Growing Younger

This post appeared in the Sunday, September 25, 2021, issue of the St. Michael Catholic Church bulletin.

I don’t know if this is typical for adult Christians as they try to follow Jesus more and more closely—but I often feel as though I am regressing spiritually.

It is certainly true that I don’t struggle with the more serious or habitual sins I did as a younger man, before my reversion to the faith—that is real progress. But most of sins I bring to Confession today are things any child or teen might share: short-temperedness, impatience, ingratitude, laziness, vulgarity, jealousy—smaller things deeply rooted in my heart and habits. I struggle to confess these sins, either because they are so frequent and reflexive as to defy counting, or so subtle and ingrained that I don’t perceive them at all without careful hindsight.

Many of these sins are rooted in vanity and insecurity: I become preoccupied with myself and my own needs at the expense of those around me. As a result, I am also a slave to sins of omission (good things not done), another category of wrongs it can be difficult count.

So I’ve been praying to God for an influx of charity—a stretching of my heart—so that I might better see and respond to the needs of others, when and where they exist.

Guess what?
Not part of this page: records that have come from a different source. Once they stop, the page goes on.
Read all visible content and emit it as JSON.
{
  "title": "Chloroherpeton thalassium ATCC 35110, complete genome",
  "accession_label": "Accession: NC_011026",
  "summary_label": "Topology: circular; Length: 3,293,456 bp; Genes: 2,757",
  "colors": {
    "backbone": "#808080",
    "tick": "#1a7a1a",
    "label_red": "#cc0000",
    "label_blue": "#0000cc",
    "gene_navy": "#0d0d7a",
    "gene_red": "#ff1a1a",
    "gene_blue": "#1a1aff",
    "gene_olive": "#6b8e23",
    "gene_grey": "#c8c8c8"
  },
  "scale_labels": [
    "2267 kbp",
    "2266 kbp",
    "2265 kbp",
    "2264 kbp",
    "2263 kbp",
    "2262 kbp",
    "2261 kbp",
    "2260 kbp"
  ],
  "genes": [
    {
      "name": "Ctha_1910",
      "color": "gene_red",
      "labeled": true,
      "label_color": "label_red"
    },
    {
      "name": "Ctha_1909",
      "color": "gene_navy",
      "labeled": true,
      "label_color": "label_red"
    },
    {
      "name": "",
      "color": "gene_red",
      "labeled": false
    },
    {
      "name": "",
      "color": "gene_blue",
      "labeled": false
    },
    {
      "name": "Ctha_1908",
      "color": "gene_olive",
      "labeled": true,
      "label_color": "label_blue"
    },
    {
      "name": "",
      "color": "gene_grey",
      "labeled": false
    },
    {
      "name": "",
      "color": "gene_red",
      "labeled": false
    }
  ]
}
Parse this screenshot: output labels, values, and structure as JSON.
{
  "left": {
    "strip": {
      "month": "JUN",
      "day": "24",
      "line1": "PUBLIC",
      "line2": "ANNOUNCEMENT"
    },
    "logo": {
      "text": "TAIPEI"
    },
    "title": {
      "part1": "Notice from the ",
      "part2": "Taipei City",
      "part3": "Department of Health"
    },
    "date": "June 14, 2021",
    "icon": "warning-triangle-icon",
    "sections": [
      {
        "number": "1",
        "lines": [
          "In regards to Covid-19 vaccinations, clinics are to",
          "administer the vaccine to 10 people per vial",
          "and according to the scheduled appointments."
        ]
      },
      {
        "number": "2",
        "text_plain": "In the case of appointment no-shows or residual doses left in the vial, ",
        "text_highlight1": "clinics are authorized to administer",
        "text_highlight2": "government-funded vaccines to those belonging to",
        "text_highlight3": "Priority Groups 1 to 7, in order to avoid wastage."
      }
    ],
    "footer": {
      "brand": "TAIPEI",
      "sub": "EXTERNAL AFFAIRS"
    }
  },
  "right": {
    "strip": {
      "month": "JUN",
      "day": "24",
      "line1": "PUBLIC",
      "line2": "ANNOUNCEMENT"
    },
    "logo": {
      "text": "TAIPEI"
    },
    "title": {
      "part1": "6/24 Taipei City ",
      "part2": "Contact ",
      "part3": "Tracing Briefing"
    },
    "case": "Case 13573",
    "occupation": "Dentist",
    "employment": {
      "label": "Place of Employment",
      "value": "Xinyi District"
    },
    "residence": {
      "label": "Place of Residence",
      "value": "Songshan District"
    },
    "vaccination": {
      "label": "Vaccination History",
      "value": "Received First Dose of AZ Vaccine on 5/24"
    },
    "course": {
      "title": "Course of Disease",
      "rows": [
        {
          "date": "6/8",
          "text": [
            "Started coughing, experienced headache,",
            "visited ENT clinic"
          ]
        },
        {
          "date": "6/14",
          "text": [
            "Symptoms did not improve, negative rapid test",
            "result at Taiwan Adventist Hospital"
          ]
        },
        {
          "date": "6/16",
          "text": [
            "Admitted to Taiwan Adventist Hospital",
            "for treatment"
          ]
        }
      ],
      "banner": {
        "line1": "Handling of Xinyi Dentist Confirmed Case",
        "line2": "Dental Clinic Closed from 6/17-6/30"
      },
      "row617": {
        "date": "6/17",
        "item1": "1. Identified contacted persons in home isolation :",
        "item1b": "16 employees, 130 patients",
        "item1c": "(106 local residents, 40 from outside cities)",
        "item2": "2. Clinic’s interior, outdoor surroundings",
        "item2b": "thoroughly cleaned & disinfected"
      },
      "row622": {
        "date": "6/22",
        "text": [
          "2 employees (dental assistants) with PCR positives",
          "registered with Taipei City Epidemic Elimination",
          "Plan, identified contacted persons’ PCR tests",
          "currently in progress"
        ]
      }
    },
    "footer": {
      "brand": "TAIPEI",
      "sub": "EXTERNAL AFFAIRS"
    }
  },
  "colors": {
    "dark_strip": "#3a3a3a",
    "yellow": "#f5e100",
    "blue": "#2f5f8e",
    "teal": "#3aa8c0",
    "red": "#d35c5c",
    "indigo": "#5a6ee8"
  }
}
God is obliging…and it hurts.

He started by helping me to see the opportunities to love God and neighbor that I have neglected, often just a few minutes after the opportunity has passed. Perhaps its an opportunity to pray with someone who needed it or to help someone I assumed had things under control, only to learn later they truly didn’t. It hurts to see all the little ways God is moving in my day and how frequently I am oblivious or decide not to act.

Last Friday I brought a handful of these sins of omission to my confessor and told him I feel like a fool for struggling with what seems like basic human decency. He offered two insights in reply:

  • I am hearing God’s voice (even if it’s after the fact) and having a dialogue with Him—and that is a huge blessing I didn’t experience when I was immersed in more serious sins.
  • I am reaching a point at which the efforts required to “save” me are no longer my own. I have weeded a number of bad behaviors out of my life; now the issue is more fundamental: a flawed heart in a fallen world.

I can’t fix my heart—but He can.

What I was experiencing as slipping backward is, in this light, actually spiritual maturation. Jesus tells us, “Whoever does not accept the kingdom of God like a child will not enter it” (Luke 18:17). How does a child receive? With open hands and mouth, and eyes wide and expectant, looking to the One who gives him every good thing.

I cannot feed myself—but He can.

Last Sunday my family and I were blessed to attend Fr. Tim Tran’s Mass of Thanksgiving here at our church.  In his homily, Fr. Tran mentioned that his second niece had been born just a couple weeks before, and that seeing her revealed a profound truth about the way we receive God’s blessings.

“In a baby’s tiny hands,” he said, “every gift is huge.”

O Lord, help me to regress. Help me be born anew as your little child, completely reliant on you for every good thing. Like St. Therese, help me to cease trying to scale the mountain and extend my hands to you instead, know you can lift me to the heights. Amen.